CAPENA – Ha corso sotto un sole cocente, con in braccio un bimbo appena nato, sofferente, con respiri affannossi e un cuoricino che nel tragitto si ferma due volte. Carolina fa questo. Vive a Capena, Medico Pediatra al Sant’Andrea e Volontaria della Croce Rossa Italiana dal 2009. Ha girato il mondo per le sue missioni; in Palestina ha aiutato i bambini feriti dalle mine nella Striscia di Gaza; in Kenya dove insieme ad altri colleghi ha fondato un campo di Croce Rossa attivo e poi a bordo di una ONG per un mese, dove era l’unico medico a fronteggiare l’emergenza di 450 migranti. “Amo fare il medico, amo il lavoro in ospedale “ – racconta Carolina Casini a Qui News – ma c’è un aspetto in particolare che è il vero valore aggiunto. Sapere di poter essere utile con la mia competenza professionale; sapere che essere o meno in una determinata zona nel mondo, può fare la differenza; prendere coscienza che senza di te, in quell’istante, una vita non continuerebbe”.

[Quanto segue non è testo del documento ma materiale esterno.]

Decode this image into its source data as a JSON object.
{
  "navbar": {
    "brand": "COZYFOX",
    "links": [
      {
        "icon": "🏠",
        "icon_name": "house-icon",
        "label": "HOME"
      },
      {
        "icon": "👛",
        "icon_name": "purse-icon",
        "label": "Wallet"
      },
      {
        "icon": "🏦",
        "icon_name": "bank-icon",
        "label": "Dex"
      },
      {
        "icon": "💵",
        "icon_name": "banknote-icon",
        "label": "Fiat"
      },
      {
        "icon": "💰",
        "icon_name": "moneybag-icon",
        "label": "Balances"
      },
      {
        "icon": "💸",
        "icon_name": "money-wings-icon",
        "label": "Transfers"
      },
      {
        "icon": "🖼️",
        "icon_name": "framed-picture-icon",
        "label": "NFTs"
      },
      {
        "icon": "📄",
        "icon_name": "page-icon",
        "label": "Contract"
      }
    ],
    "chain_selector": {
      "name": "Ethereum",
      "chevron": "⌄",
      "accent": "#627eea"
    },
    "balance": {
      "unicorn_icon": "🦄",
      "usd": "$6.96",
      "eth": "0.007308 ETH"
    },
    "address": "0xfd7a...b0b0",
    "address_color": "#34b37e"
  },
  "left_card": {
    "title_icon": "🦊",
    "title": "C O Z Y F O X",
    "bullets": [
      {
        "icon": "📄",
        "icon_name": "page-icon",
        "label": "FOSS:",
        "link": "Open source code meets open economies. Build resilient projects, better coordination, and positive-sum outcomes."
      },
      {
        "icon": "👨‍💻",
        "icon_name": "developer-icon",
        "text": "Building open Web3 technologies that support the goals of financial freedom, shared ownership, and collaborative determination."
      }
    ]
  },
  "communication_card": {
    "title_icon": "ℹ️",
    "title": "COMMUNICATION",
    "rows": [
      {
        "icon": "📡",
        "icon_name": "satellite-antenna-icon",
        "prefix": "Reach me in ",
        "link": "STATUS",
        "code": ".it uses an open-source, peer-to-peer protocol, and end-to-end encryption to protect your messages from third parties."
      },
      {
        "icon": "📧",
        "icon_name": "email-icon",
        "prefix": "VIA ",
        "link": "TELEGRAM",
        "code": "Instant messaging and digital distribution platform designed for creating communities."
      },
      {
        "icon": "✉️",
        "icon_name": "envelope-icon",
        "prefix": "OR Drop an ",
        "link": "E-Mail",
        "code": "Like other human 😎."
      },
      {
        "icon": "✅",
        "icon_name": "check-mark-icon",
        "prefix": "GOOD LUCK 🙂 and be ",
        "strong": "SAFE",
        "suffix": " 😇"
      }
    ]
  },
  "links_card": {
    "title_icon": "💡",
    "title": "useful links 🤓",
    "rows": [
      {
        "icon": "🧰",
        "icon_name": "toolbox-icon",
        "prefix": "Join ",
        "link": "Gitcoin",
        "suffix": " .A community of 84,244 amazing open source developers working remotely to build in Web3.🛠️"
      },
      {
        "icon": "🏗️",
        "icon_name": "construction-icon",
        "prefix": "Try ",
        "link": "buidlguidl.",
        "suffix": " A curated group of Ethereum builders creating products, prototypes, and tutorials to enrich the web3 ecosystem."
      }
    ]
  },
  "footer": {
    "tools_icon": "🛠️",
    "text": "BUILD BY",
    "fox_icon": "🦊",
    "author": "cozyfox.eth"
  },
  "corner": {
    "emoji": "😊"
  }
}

Buon sangue non mente. Carolina aveva già nel suo DNA un destino ben preciso: “Anche mio padre Marcello era un medico che per venti anni ha lavorato a Capena. Era un radiologo e operava a in paese e da lui sono passati praticamente tutti i bambini della zona. Da giovane – racconta emozionata Carolina – anche lui partiva per le missioni in Africa. Questa bellissima <<malattia>> me l’ha trasmessa in pieno”! (ride ndr). Entusiasmo, speranza, battiti di vita emergono nelle parole di Carolina che usa il web per raccontare le sue storie. Virale infatti, è stato un suo post da 30mila like e 15mila condivisioni dell’esperienza di un ragazzo di soli 17 anni partito dal Ghana e arrivato al centro di accoglienza di Lampedusa dopo enormi sofferenze e dopo aver visto persone morire durante il viaggio della speranza. Mi racconta che da grande vuole fare il dottore – si legge nella parte finale del post – Sono fiera di lui. Una mattina, il giorno prima della mia partenza, lo vedo seduto in fila con gli altri 200 che stanno per lasciare il centro. Ha le sue buste di plastica in mano, è felice. Mi avvicino e mi dice: Io non ti dimenticherò mai, tu sei la mia mamma da questa parte di mondo.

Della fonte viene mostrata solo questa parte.